Igf2 gene specific hypomethylation has been demonstrated in hepatocellular carcinoma (HCC) cells and in non-tumoral liver samples from patients with HCV-related cirrhosis who further developed HCC. In patients with colorectal cancers, Igf2 hypomethylation is found in peripheral blood mononuclear cells (PBMC) even prior to the occurrence of cancer. To compare Igf2 methylation in PBMC from healthy donors and patients with HCV-related cirrhosis without or with history of HCC. After DNA extraction from frozen PBMC samples of 52 healthy blood donors and 121 patients with HCV-related cirrhosis either without (n=59) or with past or present HCC (n=62), and sodium bisulfite treatment, unbiased PCR amplification and Denaturing High Performance Liquid Chromatography (DHPLC) analysis were used for methylation analysis at the differentially methylated region 2 of Igf2. Methylation profiles were classified in three groups (unmethylated, U; methylated, M; and intermediate, UM) according to the proportions of M and U alleles, blindly to clinical data. In addition, 677C-T mutation of Methylenetetrahydrofolate Reductase (MTHFR) was investigated by fluorescent probes.

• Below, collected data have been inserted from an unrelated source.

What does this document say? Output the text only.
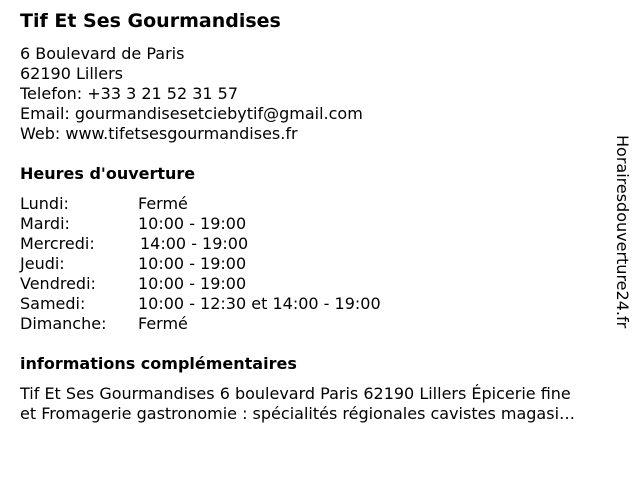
Tif Et Ses Gourmandises
6 Boulevard de Paris
62190 Lillers
Telefon: +33 3 21 52 31 57
Email: gourmandisesetciebytif@gmail.com
Web: www.tifetsesgourmandises.fr
Heures d'ouverture
Lundi:	Fermé
Mardi:	10:00 - 19:00
Mercredi:	14:00 - 19:00
Jeudi:	10:00 - 19:00
Vendredi:	10:00 - 19:00
Samedi:	10:00 - 12:30 et 14:00 - 19:00
Dimanche: Fermé
informations complémentaires
Tif Et Ses Gourmandises 6 boulevard Paris 62190 Lillers Épicerie fine
et Fromagerie gastronomie : spécialités régionales cavistes magasi…
Horairesdouverture24.fr
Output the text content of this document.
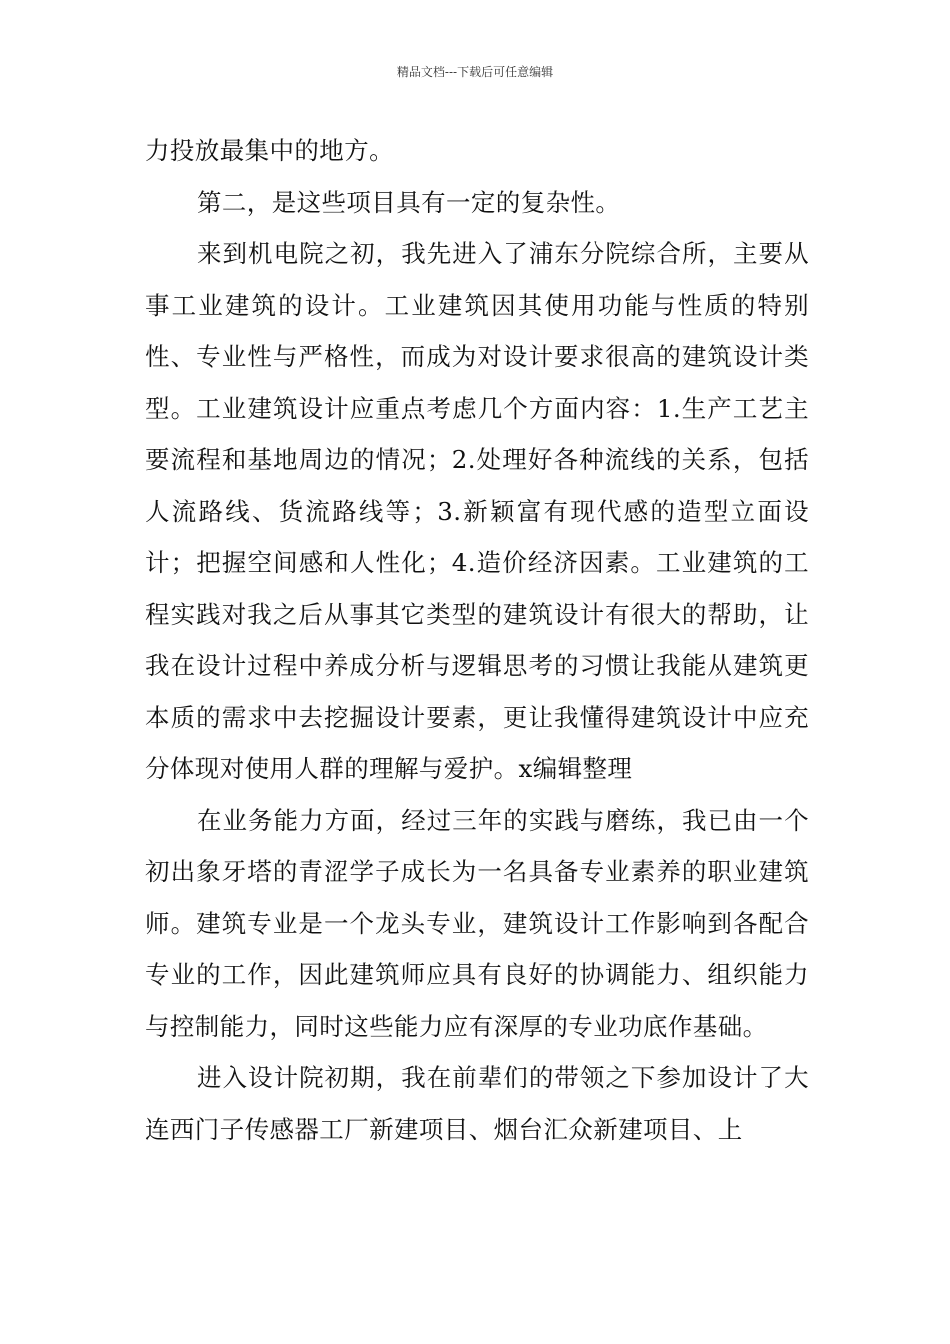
精品文档---下载后可任意编辑

力投放最集中的地方。

第二，是这些项目具有一定的复杂性。

来到机电院之初，我先进入了浦东分院综合所，主要从事工业建筑的设计。工业建筑因其使用功能与性质的特别性、专业性与严格性，而成为对设计要求很高的建筑设计类型。工业建筑设计应重点考虑几个方面内容：1.生产工艺主要流程和基地周边的情况；2.处理好各种流线的关系，包括人流路线、货流路线等；3.新颖富有现代感的造型立面设计；把握空间感和人性化；4.造价经济因素。工业建筑的工程实践对我之后从事其它类型的建筑设计有很大的帮助，让我在设计过程中养成分析与逻辑思考的习惯让我能从建筑更本质的需求中去挖掘设计要素，更让我懂得建筑设计中应充分体现对使用人群的理解与爱护。x编辑整理

在业务能力方面，经过三年的实践与磨练，我已由一个初出象牙塔的青涩学子成长为一名具备专业素养的职业建筑师。建筑专业是一个龙头专业，建筑设计工作影响到各配合专业的工作，因此建筑师应具有良好的协调能力、组织能力与控制能力，同时这些能力应有深厚的专业功底作基础。

进入设计院初期，我在前辈们的带领之下参加设计了大连西门子传感器工厂新建项目、烟台汇众新建项目、上
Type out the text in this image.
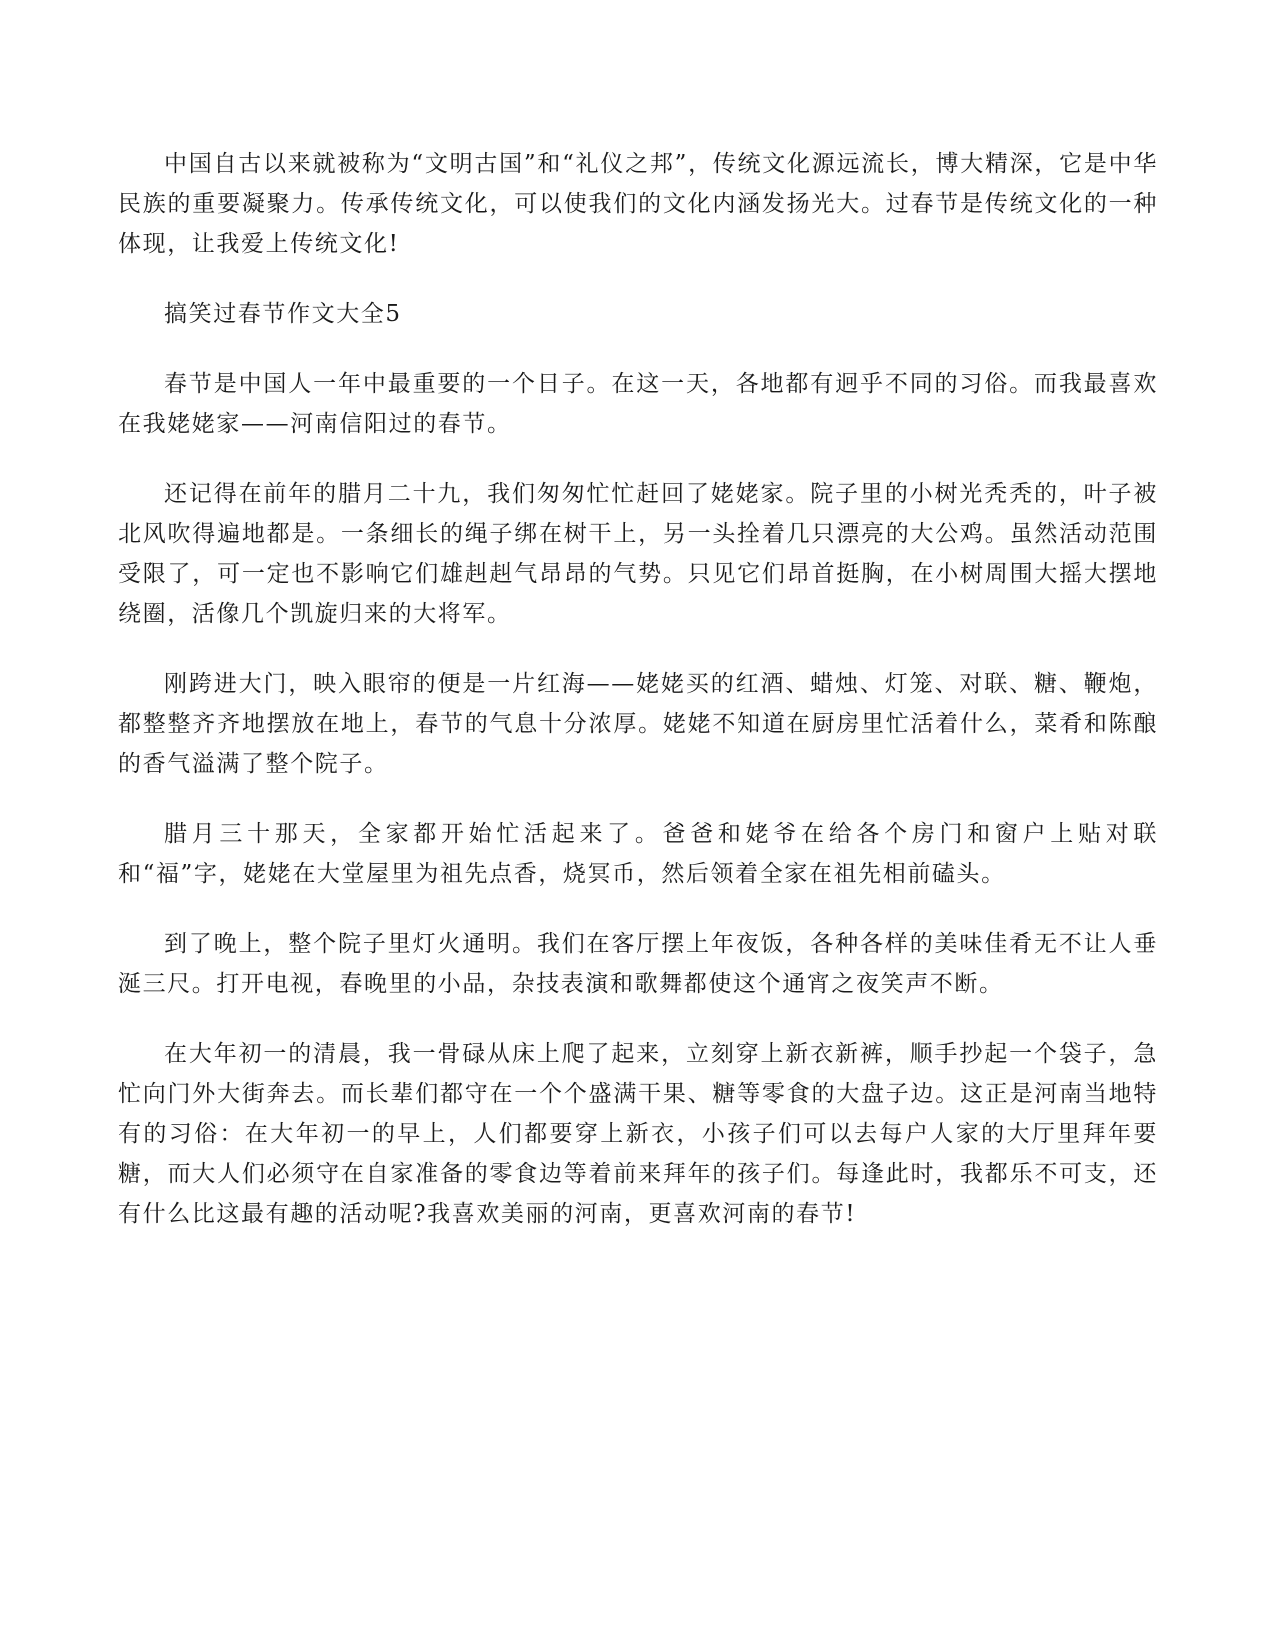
中国自古以来就被称为“文明古国”和“礼仪之邦”，传统文化源远流长，博大精深，它是中华民族的重要凝聚力。传承传统文化，可以使我们的文化内涵发扬光大。过春节是传统文化的一种体现，让我爱上传统文化!

搞笑过春节作文大全5

春节是中国人一年中最重要的一个日子。在这一天，各地都有迥乎不同的习俗。而我最喜欢在我姥姥家——河南信阳过的春节。

还记得在前年的腊月二十九，我们匆匆忙忙赶回了姥姥家。院子里的小树光秃秃的，叶子被北风吹得遍地都是。一条细长的绳子绑在树干上，另一头拴着几只漂亮的大公鸡。虽然活动范围受限了，可一定也不影响它们雄赳赳气昂昂的气势。只见它们昂首挺胸，在小树周围大摇大摆地绕圈，活像几个凯旋归来的大将军。

刚跨进大门，映入眼帘的便是一片红海——姥姥买的红酒、蜡烛、灯笼、对联、糖、鞭炮，都整整齐齐地摆放在地上，春节的气息十分浓厚。姥姥不知道在厨房里忙活着什么，菜肴和陈酿的香气溢满了整个院子。

腊月三十那天，全家都开始忙活起来了。爸爸和姥爷在给各个房门和窗户上贴对联和“福”字，姥姥在大堂屋里为祖先点香，烧冥币，然后领着全家在祖先相前磕头。

到了晚上，整个院子里灯火通明。我们在客厅摆上年夜饭，各种各样的美味佳肴无不让人垂涎三尺。打开电视，春晚里的小品，杂技表演和歌舞都使这个通宵之夜笑声不断。

在大年初一的清晨，我一骨碌从床上爬了起来，立刻穿上新衣新裤，顺手抄起一个袋子，急忙向门外大街奔去。而长辈们都守在一个个盛满干果、糖等零食的大盘子边。这正是河南当地特有的习俗：在大年初一的早上，人们都要穿上新衣，小孩子们可以去每户人家的大厅里拜年要糖，而大人们必须守在自家准备的零食边等着前来拜年的孩子们。每逢此时，我都乐不可支，还有什么比这最有趣的活动呢?我喜欢美丽的河南，更喜欢河南的春节!
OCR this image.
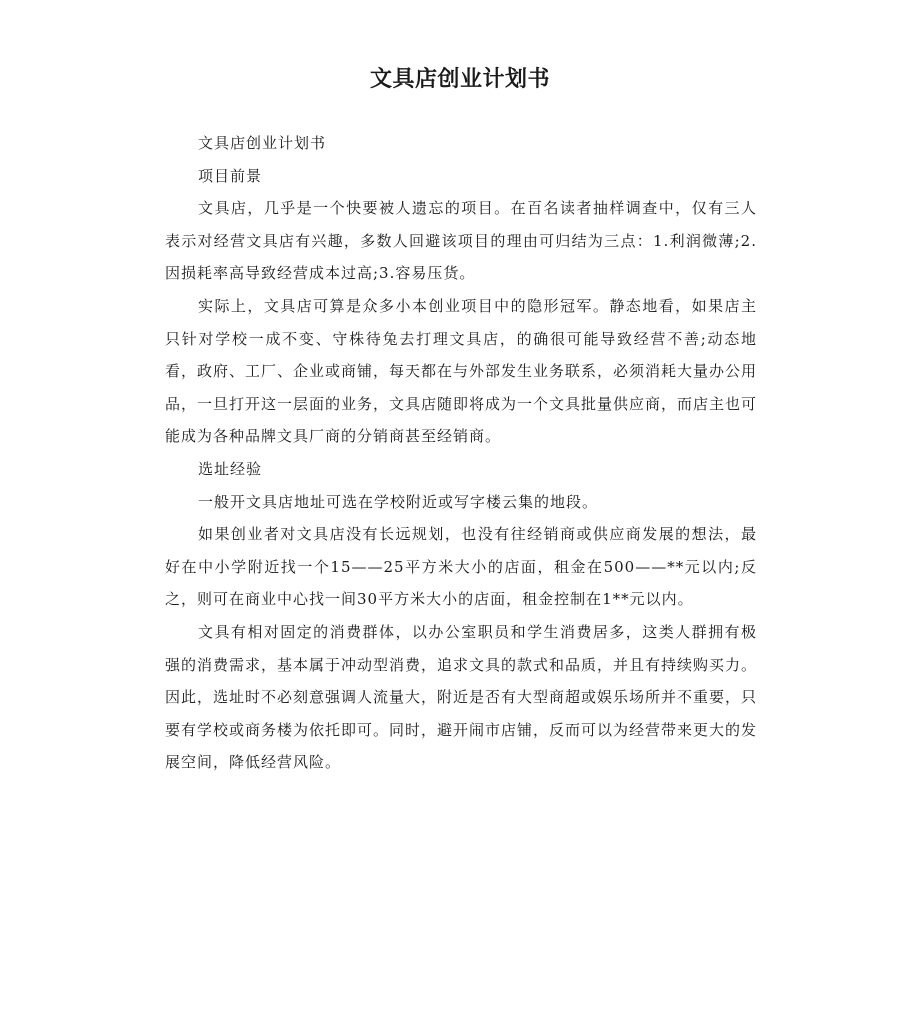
文具店创业计划书

文具店创业计划书

项目前景

文具店，几乎是一个快要被人遗忘的项目。在百名读者抽样调查中，仅有三人表示对经营文具店有兴趣，多数人回避该项目的理由可归结为三点：1.利润微薄;2.因损耗率高导致经营成本过高;3.容易压货。

实际上，文具店可算是众多小本创业项目中的隐形冠军。静态地看，如果店主只针对学校一成不变、守株待兔去打理文具店，的确很可能导致经营不善;动态地看，政府、工厂、企业或商铺，每天都在与外部发生业务联系，必须消耗大量办公用品，一旦打开这一层面的业务，文具店随即将成为一个文具批量供应商，而店主也可能成为各种品牌文具厂商的分销商甚至经销商。

选址经验

一般开文具店地址可选在学校附近或写字楼云集的地段。

如果创业者对文具店没有长远规划，也没有往经销商或供应商发展的想法，最好在中小学附近找一个15——25平方米大小的店面，租金在500——**元以内;反之，则可在商业中心找一间30平方米大小的店面，租金控制在1**元以内。

文具有相对固定的消费群体，以办公室职员和学生消费居多，这类人群拥有极强的消费需求，基本属于冲动型消费，追求文具的款式和品质，并且有持续购买力。因此，选址时不必刻意强调人流量大，附近是否有大型商超或娱乐场所并不重要，只要有学校或商务楼为依托即可。同时，避开闹市店铺，反而可以为经营带来更大的发展空间，降低经营风险。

Prevalences of U, UM and M Igf2 profiles were: 8%, 65% and 27% in blood donors, 0%, 81% and 19% in patients with HCV-related cirrhosis without HCC, 71%, 29% and 0% in patients with HCC (P<0.0001). Igf2 methylation profile was independent from gender, age, body mass index, and presence of 677C-T mutation of MTHFR. These observations suggest a decrease of Igf2 methylation from cirrhosis to HCC in patients with HCV infection, which may be an additional risk factor for HCC.